The 1950s was the golden age of Holidays with Pay, and we
always had two weeks' seaside holiday in July, 'wakes
fortnight' for the Whaley Bridge textile mills. We had no
car and always went by train, usually to a different place
from the year before, sparking off my lifelong interest in
railways.
Charles always suffered from illness, including severe
depression, and died in 1966 when I was just 16. After I was
born, Agnes left the Mevril, although she seems to have
returned for a while later. She involved herself in the
running of the Methodist Church, including the production of
a booklet in 1957 to mark 150 years of Methodism in Whaley
Bridge,which she compiled with the local chemist, Frank
Livesley. Perhaps this started my interest in writing for
publication. I have a clear memory of a visit with her to a
printers' in Chapel-en-le-Frith delivering the 'blocks' for
the pictures.
Once I was earning money, she gave up paid work and became
the voluntary organiser of the Age Concern Day Centre in
Whaley Bridge, and holidays by coach - often at Butlin's -
for the attendees of the centre. She continued with the Day
Centre until she was in her mid-80s.
Ethel Hill
Ethel, William and James Edward Morris in Canal Street, c.

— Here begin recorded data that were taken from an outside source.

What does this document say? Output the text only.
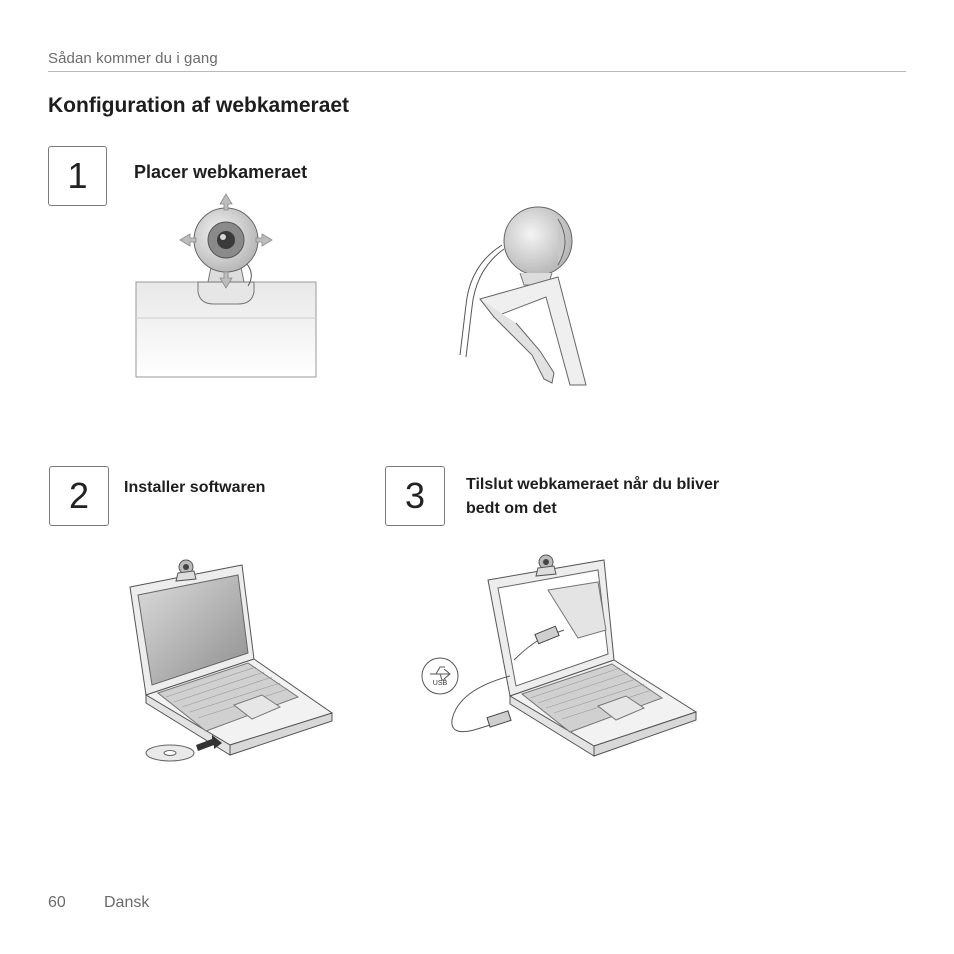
Sådan kommer du i gang
Konfiguration af webkameraet
1	Placer webkameraet
2	Installer softwaren	3	Tilslut webkameraet når du bliver
bedt om det
USB
60 Dansk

1949. Picture by Agnes Hulme
The first of the three daughters to leave home was the
youngest, Ethel Hill (born 1915), who caught the attention
of William Morris, who with his brother Eric was a partner
in the nearby Shallcross Iron Foundry, which has been
founded by their father in 1924. They married in 1936 and
moved to a house on Manchester Road, Chapel-en-le-Frith, and
later followed in James Hill's footsteps by having their own
bungalow constructed in the triangular area seen on the map
to the north-west of 'Merlewood'.
Ethel was a full-time housewife, but their early married
life was fraught with unhappiness: she suffered a
miscarriage, and then in 1938 gave birth to a son, John, who
died in infancy. Not until after the War, in 1947, did they
have another son James Edward Morris, the only relative of
my own generation that I knew well as a playmate and friend.

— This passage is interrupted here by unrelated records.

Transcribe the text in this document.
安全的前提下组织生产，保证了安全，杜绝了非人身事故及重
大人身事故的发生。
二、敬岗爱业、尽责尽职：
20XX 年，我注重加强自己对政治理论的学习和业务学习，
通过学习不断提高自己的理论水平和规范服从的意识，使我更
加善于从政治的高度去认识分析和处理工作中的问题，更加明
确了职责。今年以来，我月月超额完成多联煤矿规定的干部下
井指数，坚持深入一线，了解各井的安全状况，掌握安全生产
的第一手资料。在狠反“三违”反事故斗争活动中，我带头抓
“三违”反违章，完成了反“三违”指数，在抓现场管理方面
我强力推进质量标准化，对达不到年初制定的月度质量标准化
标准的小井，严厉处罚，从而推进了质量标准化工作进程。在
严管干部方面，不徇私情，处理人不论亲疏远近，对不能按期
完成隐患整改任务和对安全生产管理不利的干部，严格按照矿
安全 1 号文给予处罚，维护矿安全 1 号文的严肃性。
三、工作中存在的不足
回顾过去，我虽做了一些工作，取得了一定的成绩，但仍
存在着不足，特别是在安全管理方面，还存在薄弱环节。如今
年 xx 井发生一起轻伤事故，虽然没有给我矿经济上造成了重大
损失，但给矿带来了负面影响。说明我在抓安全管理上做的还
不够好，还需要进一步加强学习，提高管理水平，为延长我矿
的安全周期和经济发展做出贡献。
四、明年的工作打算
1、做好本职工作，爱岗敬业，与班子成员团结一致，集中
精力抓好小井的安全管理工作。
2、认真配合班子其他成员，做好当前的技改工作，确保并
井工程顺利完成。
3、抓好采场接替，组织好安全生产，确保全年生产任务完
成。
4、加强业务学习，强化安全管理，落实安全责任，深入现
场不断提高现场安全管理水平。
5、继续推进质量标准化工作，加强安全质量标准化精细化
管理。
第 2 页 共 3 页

He married in 1969, and his four sons continue James Hill's
lineage.
After a brief flirtation with a career on the railway, James
Edward Morris re-entered further education and trained to
become an IT support worker at Manchester University. He
relocated to Leicestershire to advance his career at the
University there, but his life was tragically cut short in
1992 following a road accident while cycling. He was
interested in his family history, and this article relies
heavily on a Hill family tree he compiled.
In the 1960s William Morris decided on a career change, sold
his share in the foundry to his brother, and entered the
do-it-yourself interior decorating business, very popular at
the time. He opened a shop in Market Street, Marple,
which flourished for a while and enabled us to obtain
wallpaper at a discount. Ethel Morris, the youngest of the
three sisters, was the first to pass away, in 1969, aged
only 54. Her husband William suffered from Parkinson's
Disease in the years before his death in 1979.